ある日、いきなり家に鎮座していたバルミューダのトースター

――や、安いかな……。どこが魅力だと感じたの? 5つしかモードがないのはマイナスじゃなかった?

 「おいしいパンを食べられるところ。特に番組で実演されていたピザトーストがすごくおいしそうだった。スチーム機能があるから、白い煙が出るところも変わっていてよかったと思う。あと、たくさん機能があっても正直使わないし、よく分からないから……パンのトースト機能だけあればいいんじゃない?」

――まあ、そう言われるとそうかも……。我々、料理そんなにしないもんね。買ってから数週間が経過したけど、満足してる?
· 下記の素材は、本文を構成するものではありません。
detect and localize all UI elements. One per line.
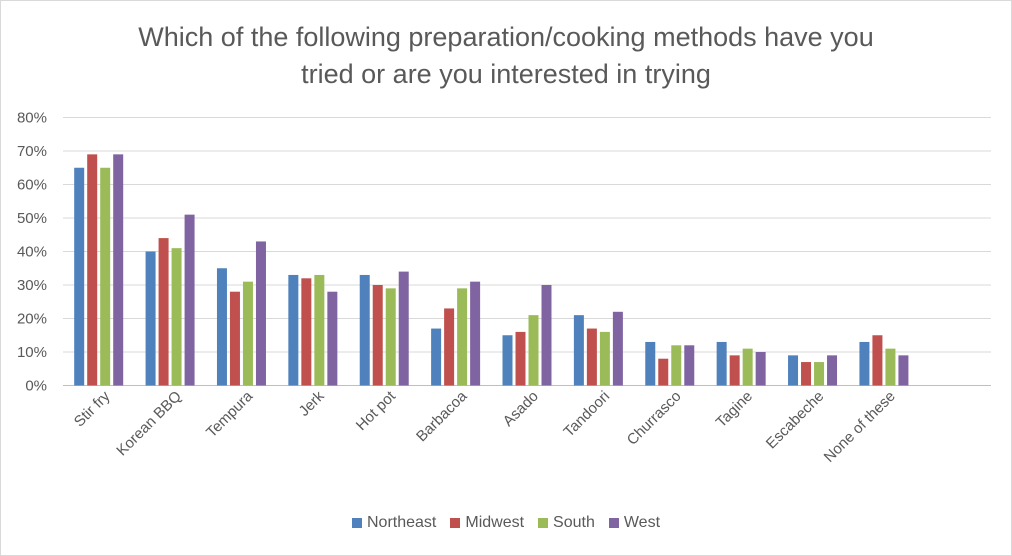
bar-northeast — [716, 341, 727, 386]
chart-title-line-2: tried or are you interested in trying — [301, 59, 711, 89]
bar-midwest — [87, 154, 98, 386]
bar-midwest — [158, 238, 169, 386]
bar-south — [885, 348, 896, 386]
chart-title-line-1: Which of the following preparation/cooki… — [138, 22, 874, 52]
legend-swatch — [538, 518, 549, 528]
bar-south — [100, 167, 111, 386]
bar-west — [612, 311, 623, 386]
bar-west — [113, 154, 124, 386]
bar-northeast — [859, 341, 870, 386]
legend-item: South — [538, 514, 595, 532]
bar-midwest — [229, 291, 240, 386]
y-tick-label: 60% — [17, 177, 47, 194]
bar-midwest — [729, 355, 740, 386]
bar-south — [599, 331, 610, 386]
y-tick-label: 10% — [17, 344, 47, 361]
y-tick-label: 40% — [17, 244, 47, 261]
bar-northeast — [74, 167, 85, 386]
legend-swatch — [608, 518, 619, 528]
bar-midwest — [872, 335, 883, 386]
bar-south — [671, 345, 682, 386]
y-axis-ticks: 0% 10% 20% 30% 40% 50% 60% 70% 80% — [17, 110, 47, 395]
bars — [74, 154, 909, 386]
x-category-label: Tagine — [713, 388, 756, 431]
legend-swatch — [450, 518, 461, 528]
bar-south — [457, 288, 468, 386]
legend-label: Midwest — [465, 514, 525, 531]
x-category-label: None of these — [821, 388, 899, 466]
bar-south — [242, 281, 253, 386]
bar-midwest — [372, 285, 383, 386]
legend-label: West — [623, 514, 661, 531]
bar-west — [255, 241, 266, 386]
bar-midwest — [515, 331, 526, 386]
bar-south — [171, 248, 182, 386]
legend-item: Northeast — [351, 514, 437, 532]
y-tick-label: 70% — [17, 143, 47, 160]
bar-west — [827, 355, 838, 386]
x-category-label: Korean BBQ — [113, 388, 185, 460]
bar-northeast — [145, 251, 156, 386]
bar-northeast — [288, 274, 299, 386]
bar-midwest — [658, 358, 669, 386]
x-category-label: Asado — [500, 388, 542, 430]
gridlines — [63, 117, 991, 386]
y-tick-label: 30% — [17, 277, 47, 294]
bar-northeast — [788, 355, 799, 386]
x-category-label: Tandoori — [561, 388, 614, 441]
bar-south — [814, 362, 825, 386]
legend-label: South — [553, 514, 595, 531]
x-category-label: Hot pot — [353, 387, 400, 434]
bar-midwest — [586, 328, 597, 386]
x-category-label: Escabeche — [763, 388, 828, 453]
bar-west — [755, 352, 766, 386]
x-category-label: Stir fry — [71, 387, 114, 430]
bar-west — [398, 271, 409, 386]
bar-south — [742, 348, 753, 386]
legend-swatch — [351, 518, 362, 528]
bar-midwest — [801, 362, 812, 386]
bar-west — [541, 285, 552, 386]
legend-label: Northeast — [366, 514, 437, 531]
x-category-label: Churrasco — [624, 388, 685, 449]
bar-northeast — [502, 335, 513, 386]
x-category-label: Tempura — [203, 387, 257, 441]
x-axis-categories: Stir fry Korean BBQ Tempura Jerk Hot pot Barb… — [71, 387, 899, 466]
bar-west — [898, 355, 909, 386]
legend: Northeast Midwest South West — [1, 514, 1011, 532]
bar-west — [184, 214, 195, 386]
y-tick-label: 80% — [17, 110, 47, 127]
legend-item: West — [608, 514, 661, 532]
bar-west — [684, 345, 695, 386]
legend-item: Midwest — [450, 514, 524, 532]
y-tick-label: 20% — [17, 311, 47, 328]
bar-south — [314, 274, 325, 386]
y-tick-label: 50% — [17, 210, 47, 227]
bar-west — [327, 291, 338, 386]
bar-west — [470, 281, 481, 386]
bar-northeast — [573, 315, 584, 386]
y-tick-label: 0% — [25, 378, 47, 395]
bar-midwest — [301, 278, 312, 386]
bar-midwest — [444, 308, 455, 386]
chart-title: Which of the following preparation/cooki… — [1, 19, 1011, 93]
bar-south — [528, 315, 539, 386]
bar-northeast — [216, 268, 227, 386]
bar-northeast — [645, 341, 656, 386]
x-category-label: Barbacoa — [413, 387, 471, 445]
bar-northeast — [431, 328, 442, 386]
bar-south — [385, 288, 396, 386]
x-category-label: Jerk — [296, 387, 328, 419]
bar-northeast — [359, 274, 370, 386]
 「満足してるよ! トーストしたパンがすごくおいしくてびっくりした。みーちゃん(筆者)も値段に文句言ってたけど、おいしかったでしょ? あと、家に来た友達にピザトーストを焼いてあげたんだけど、『すごい!』『おいしい!』と言ってもらえて大満足」

キーワードは物より体験

バルミューダの寺尾玄社長

 バルミューダの寺尾社長は、11月10日開催のサイボウズ年次イベント「サイボウズデイズ」で講演を行い、次のように語った。「バルミューダのことを家電メーカーだとは考えていない。“物より体験”という仮説を掲げて製品を作る、テクノロジーとクリエイティブの会社だと思っている」。
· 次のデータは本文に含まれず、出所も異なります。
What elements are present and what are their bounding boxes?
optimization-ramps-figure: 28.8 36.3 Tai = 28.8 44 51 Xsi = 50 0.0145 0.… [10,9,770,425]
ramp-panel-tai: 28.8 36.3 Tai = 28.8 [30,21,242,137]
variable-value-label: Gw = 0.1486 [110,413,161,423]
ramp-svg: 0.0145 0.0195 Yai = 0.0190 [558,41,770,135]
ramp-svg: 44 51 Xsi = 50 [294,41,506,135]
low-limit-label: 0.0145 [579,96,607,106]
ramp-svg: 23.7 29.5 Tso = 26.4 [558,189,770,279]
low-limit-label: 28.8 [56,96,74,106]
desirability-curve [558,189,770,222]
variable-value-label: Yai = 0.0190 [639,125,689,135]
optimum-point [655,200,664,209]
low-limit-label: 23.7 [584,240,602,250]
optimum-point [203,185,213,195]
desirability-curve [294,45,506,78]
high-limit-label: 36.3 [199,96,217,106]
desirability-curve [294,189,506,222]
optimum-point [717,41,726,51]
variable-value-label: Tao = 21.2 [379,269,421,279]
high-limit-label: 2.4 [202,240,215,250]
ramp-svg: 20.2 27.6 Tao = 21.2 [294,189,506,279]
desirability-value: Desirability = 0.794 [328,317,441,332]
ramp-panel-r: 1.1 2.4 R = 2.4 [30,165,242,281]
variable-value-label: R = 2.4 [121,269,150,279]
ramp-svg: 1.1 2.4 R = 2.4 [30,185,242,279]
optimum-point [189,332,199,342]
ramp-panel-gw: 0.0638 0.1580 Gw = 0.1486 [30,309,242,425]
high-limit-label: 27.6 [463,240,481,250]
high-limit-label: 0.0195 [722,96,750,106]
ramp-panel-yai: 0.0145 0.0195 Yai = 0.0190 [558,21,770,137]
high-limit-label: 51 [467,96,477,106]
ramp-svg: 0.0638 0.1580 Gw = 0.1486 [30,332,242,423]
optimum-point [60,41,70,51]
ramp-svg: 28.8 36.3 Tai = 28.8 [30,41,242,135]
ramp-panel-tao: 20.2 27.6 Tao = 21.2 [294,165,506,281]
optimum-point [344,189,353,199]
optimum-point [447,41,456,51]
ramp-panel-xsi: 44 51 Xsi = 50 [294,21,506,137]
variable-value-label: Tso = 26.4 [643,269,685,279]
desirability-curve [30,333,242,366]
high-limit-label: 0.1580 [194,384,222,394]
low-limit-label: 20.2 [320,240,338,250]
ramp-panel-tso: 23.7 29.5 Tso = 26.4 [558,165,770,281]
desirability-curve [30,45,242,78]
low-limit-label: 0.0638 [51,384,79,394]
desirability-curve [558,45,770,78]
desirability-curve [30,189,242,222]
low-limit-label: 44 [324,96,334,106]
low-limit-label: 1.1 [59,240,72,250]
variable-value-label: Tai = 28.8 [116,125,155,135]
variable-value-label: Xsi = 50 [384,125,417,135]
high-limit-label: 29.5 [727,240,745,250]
 この仮説は、寺尾社長の体験から生まれたのだという。

 「以前、浅草の老舗洋食屋が出したレシピブックを買ったことがある。週末にレシピ通りに料理を作って、子供がすごく喜んだ。その時、ふと『自分は本当に本を買ったのだろうか?』と疑問に思った。おいしい洋食を食べたいだけなら、浅草に行けばいい。本を買ったのは、子供たちに『すごいね!』と褒められる自分を想像したから。自分はあの本ではなく、体験を買っていた」

 筆者の母は、家電にそこまで詳しくなく、また料理に対するこだわりもあまりない。それでもバルミューダのトーストを買ったのは、「トースター」という“物”ではなく「おいしいピザトーストを食べる」「ピザトーストを家族や友人に焼いてあげて褒められる」という“体験”を求めたから――と言うことができるだろう。

 バルミューダのトースターが“体験”を重視しているのは、Webページを見れば一目瞭然だ。トースターのページなのに、トップには本体の写真は載っていない。掲載しているのは、トースターを使って焼き上げたチーズトーストの写真なのだ。

 「2万5000円のトースターは欲しくない、でも、世界一のバタートーストは食べてみたい。だからバルミューダのトースターを買ってもらえる」(寺尾社長)

 バルミューダは今後も“物より体験”をキーワードにキッチン家電を順次投入。ロボティクス商品の研究開発も始めているという。